Além disso, há um fator fisiológico. Segundo Silva, entre as mulheres que têm de 12 a 20 anos, é muito comum encontrar uma ferida ao redor do orifício externo do colo do útero chamada ectopia. Essa lesão é normal, não corresponde a nenhuma doença, mas é uma área muito sensível ao HPV.
O lado bom, afirma o ginecologista, é que, na maior parte dos casos, há uma regressão completa da lesão. Nas de alto risco, a remissão costuma ocorrer em 14 meses e, nas de baixo risco, em oito. O aparecimento de lesões é mais preocupante quando ocorre em mulheres com mais de 30 anos.

Evolução da lesão
Na pesquisa de Monteiro, em dois anos, a maioria dos casos de "alteração escamosa de significado não identificado" (91%) e das lesões de baixo grau (63,3%) e a metade das lesões de alto grau regrediram. Mas houve também casos em que a lesão progrediu: 6,1% das lesões de baixo grau, por exemplo, passaram a ser de alto grau no período de dois anos.
De modo geral, as lesões de baixo grau são apenas acompanhadas pelos médicos, que buscam controlar com antibióticos infecções concomitantes, como candidíase. Quando a lesão é de alto grau, a recomendação é a retirada do colo do útero.
Essa medida, porém, também traz outras conseqüências. Segundo Monteiro, já foi constatado que mulheres que se submeteram a esse procedimento são mais sujeitas a ter partos prematuros.

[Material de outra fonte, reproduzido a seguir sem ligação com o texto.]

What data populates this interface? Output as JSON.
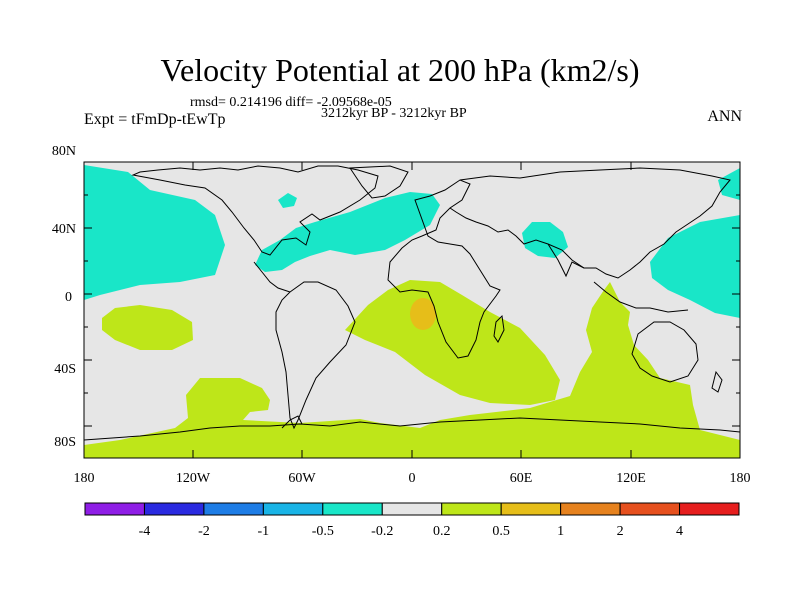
{
  "title": "Velocity Potential at 200 hPa (km2/s)",
  "stats_line": "rmsd= 0.214196 diff= -2.09568e-05",
  "period_line": "3212kyr BP - 3212kyr BP",
  "experiment_label": "Expt = tFmDp-tEwTp",
  "season_label": "ANN",
  "lat_ticks": [
    "80N",
    "40N",
    "0",
    "40S",
    "80S"
  ],
  "lon_ticks": [
    "180",
    "120W",
    "60W",
    "0",
    "60E",
    "120E",
    "180"
  ],
  "colorbar": {
    "colors": [
      "#8f1ee6",
      "#2a2ae0",
      "#1e7de6",
      "#19b4e6",
      "#19e6c8",
      "#e6e6e6",
      "#bee619",
      "#e6be19",
      "#e6821e",
      "#e6501e",
      "#e61e1e"
    ],
    "labels": [
      "-4",
      "-2",
      "-1",
      "-0.5",
      "-0.2",
      "0.2",
      "0.5",
      "1",
      "2",
      "4"
    ]
  }
}
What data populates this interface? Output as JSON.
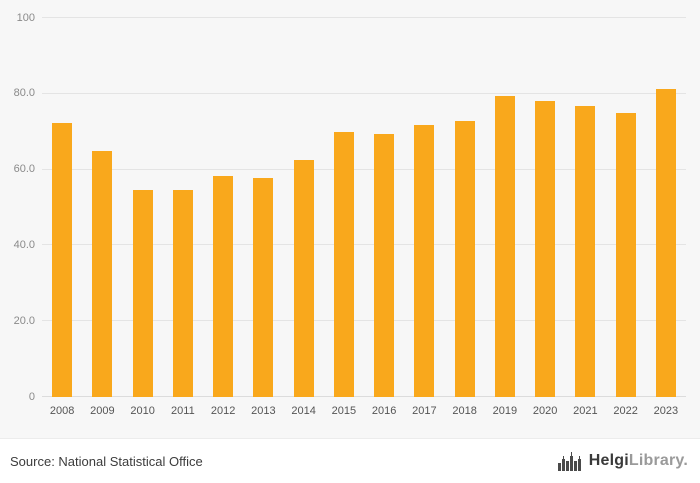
{
  "chart_data": {
    "type": "bar",
    "categories": [
      "2008",
      "2009",
      "2010",
      "2011",
      "2012",
      "2013",
      "2014",
      "2015",
      "2016",
      "2017",
      "2018",
      "2019",
      "2020",
      "2021",
      "2022",
      "2023"
    ],
    "values": [
      72.3,
      64.8,
      54.5,
      54.5,
      58.2,
      57.7,
      62.5,
      69.9,
      69.3,
      71.7,
      72.9,
      79.3,
      78.0,
      76.8,
      75.0,
      81.2
    ],
    "ylim": [
      0,
      100
    ],
    "yticks": [
      0,
      20,
      40,
      60,
      80,
      100
    ],
    "ytick_labels": [
      "0",
      "20.0",
      "40.0",
      "60.0",
      "80.0",
      "100"
    ],
    "grid": true,
    "legend": false,
    "bar_color": "#f9a81c",
    "background": "#f7f7f7"
  },
  "footer": {
    "source": "Source: National Statistical Office",
    "logo_text_primary": "Helgi",
    "logo_text_secondary": "Library."
  }
}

Como o estudo mostrou que parte das lesões de alto grau regride, Monteiro defende que, dependendo do caso, o ginecologista busque acompanhar como o quadro da paciente evolui, antes de retirar o colo do útero. "Mas a escolha por só acompanhar é arriscada e deve ser feita com jovens esclarecidas e sobre as quais se tenha controle."

Fatores de risco
Em uma pesquisa anterior, também com pacientes do Hospital de Jacarepaguá, Monteiro avaliou por que algumas pacientes estavam mais vulneráveis ao aparecimento de lesões causadas por HPV. Ela mensurou a presença de cada fator de risco nas jovens e constatou que, a cada ano de atividade sexual, o risco de a paciente ter a lesão praticamente dobra. A gravidez na adolescência também dobra o risco.
O cigarro e o uso da pílula anticoncepcional são também considerados fatores de risco, segundo a literatura científica. No estudo, Monteiro não encontrou essa associação. "Pode ser que o cigarro não tenha aparecido devido ao baixo tempo de exposição. Como são muito novas, elas não fumavam há muito tempo ainda", disse.
Monteiro questiona ainda a idéia de que a infecção esteja ligada à promiscuidade. "Não encontrei nenhuma associação entre as lesões e o número de parceiros sexuais. Teoricamente, quanto maior o número de parceiros, maior a chance de um deles estar infectado com o vírus, mas tudo depende de quem é o parceiro", diz ela.